Diabetic patients were divided into three subgroups for analysis based on diabetes management -diet (375 patients), medication (1,826 patients), or insulin (481 patients).
The researchers found that with the standardized perioperative strategy for blood glucose control, the impact of diabetes on in-hospital clinical outcomes was limited, but long-term follow-up showed worse outcomes for patients whose diabetes was managed by medication or insulin.
The initial cost of CABG surgery was also similar among all patient groups, but diabetic patients accumulated higher costs at 2 years post-surgery, primarily because of rehospitalizations, additional medical procedures, and insulin and other medications.

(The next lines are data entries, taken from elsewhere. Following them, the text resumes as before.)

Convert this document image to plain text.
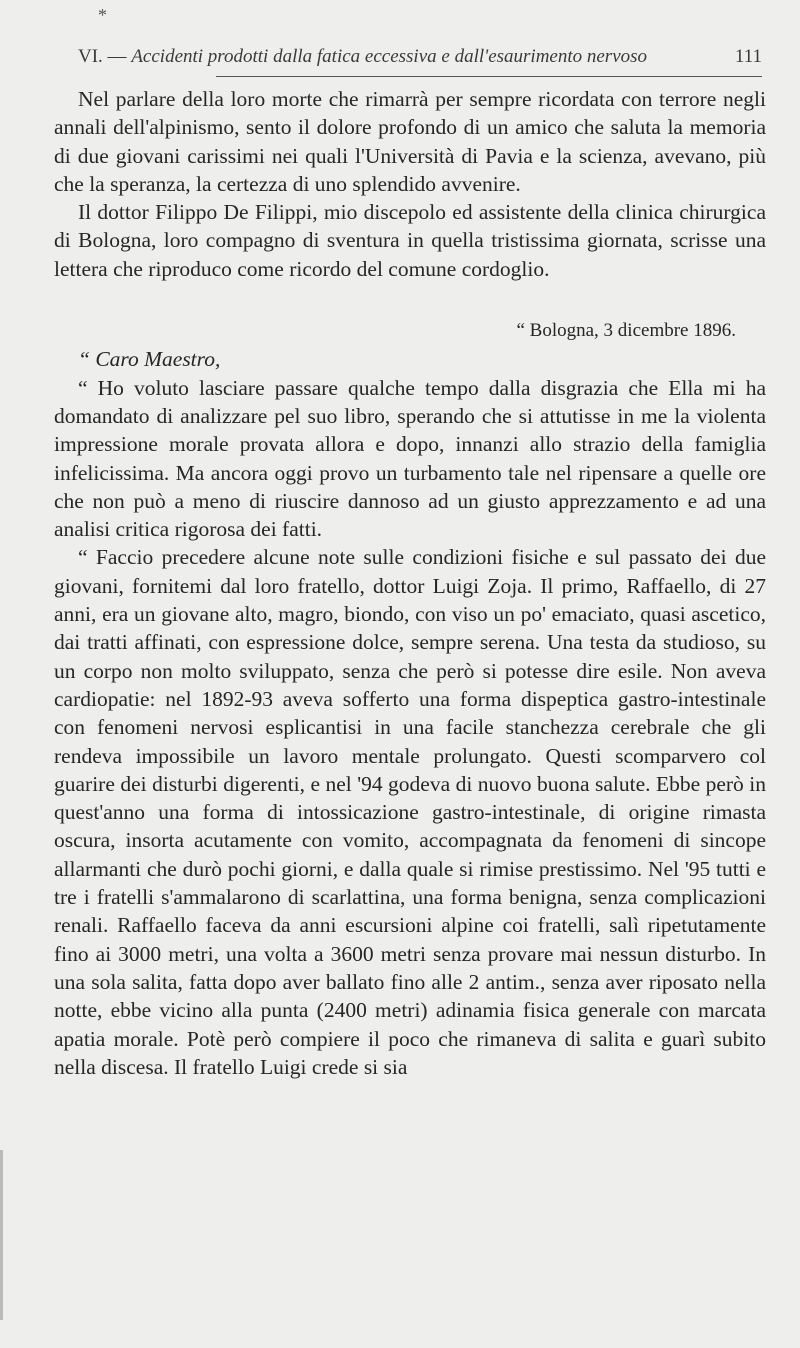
*
VI. — Accidenti prodotti dalla fatica eccessiva e dall'esaurimento nervoso	111

Nel parlare della loro morte che rimarrà per sempre ricordata con terrore negli annali dell'alpinismo, sento il dolore profondo di un amico che saluta la memoria di due giovani carissimi nei quali l'Università di Pavia e la scienza, avevano, più che la speranza, la certezza di uno splendido avvenire.

Il dottor Filippo De Filippi, mio discepolo ed assistente della clinica chirurgica di Bologna, loro compagno di sventura in quella tristissima giornata, scrisse una lettera che riproduco come ricordo del comune cordoglio.

“ Bologna, 3 dicembre 1896.

“ Caro Maestro,

“ Ho voluto lasciare passare qualche tempo dalla disgrazia che Ella mi ha domandato di analizzare pel suo libro, sperando che si attutisse in me la violenta impressione morale provata allora e dopo, innanzi allo strazio della famiglia infelicissima. Ma ancora oggi provo un turbamento tale nel ripensare a quelle ore che non può a meno di riuscire dannoso ad un giusto apprezzamento e ad una analisi critica rigorosa dei fatti.

“ Faccio precedere alcune note sulle condizioni fisiche e sul passato dei due giovani, fornitemi dal loro fratello, dottor Luigi Zoja. Il primo, Raffaello, di 27 anni, era un giovane alto, magro, biondo, con viso un po' emaciato, quasi ascetico, dai tratti affinati, con espressione dolce, sempre serena. Una testa da studioso, su un corpo non molto sviluppato, senza che però si potesse dire esile. Non aveva cardiopatie: nel 1892-93 aveva sofferto una forma dispeptica gastro-intestinale con fenomeni nervosi esplicantisi in una facile stanchezza cerebrale che gli rendeva impossibile un lavoro mentale prolungato. Questi scomparvero col guarire dei disturbi digerenti, e nel '94 godeva di nuovo buona salute. Ebbe però in quest'anno una forma di intossicazione gastro-intestinale, di origine rimasta oscura, insorta acutamente con vomito, accompagnata da fenomeni di sincope allarmanti che durò pochi giorni, e dalla quale si rimise prestissimo. Nel '95 tutti e tre i fratelli s'ammalarono di scarlattina, una forma benigna, senza complicazioni renali. Raffaello faceva da anni escursioni alpine coi fratelli, salì ripetutamente fino ai 3000 metri, una volta a 3600 metri senza provare mai nessun disturbo. In una sola salita, fatta dopo aver ballato fino alle 2 antim., senza aver riposato nella notte, ebbe vicino alla punta (2400 metri) adinamia fisica generale con marcata apatia morale. Potè però compiere il poco che rimaneva di salita e guarì subito nella discesa. Il fratello Luigi crede si sia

"Based on the results of our study, we highly recommend an individualized treatment plan and a heart team approach for patients with diabetes who require CABG surgery," said Dr. Zhang. "We also would like to compare the results of our study with results of future studies internationally so that we better understand how to care for this higher-risk patient population."
New Management Strategies Needed
In an invited commentary in the same issue of The Annals, Michael E. Jessen, MD, from The University of Texas Southwestern Medical Center at Dallas, called the findings significant. "Dr. Zhang's study raises the question of whether we as surgeons focus on the right factors in this often challenging group of patients," said Dr. Jessen. "While the findings are perhaps not surprising, we are left with the problem of how to change our management strategies so that diabetic patients have improved clinical and economic outcomes."
"As the incidence of diabetes continues to rise and the cost of health care is under increased scrutiny, these efforts should receive a high priority," said Dr. Jessen. "The Zhang study serves as an important call to action for all involved in cardiovascular care. More work needs to be done to test management strategies, such as closely monitoring hemoglobin A1C values, that might reduce the adverse events and decrease costs of care in this patient population."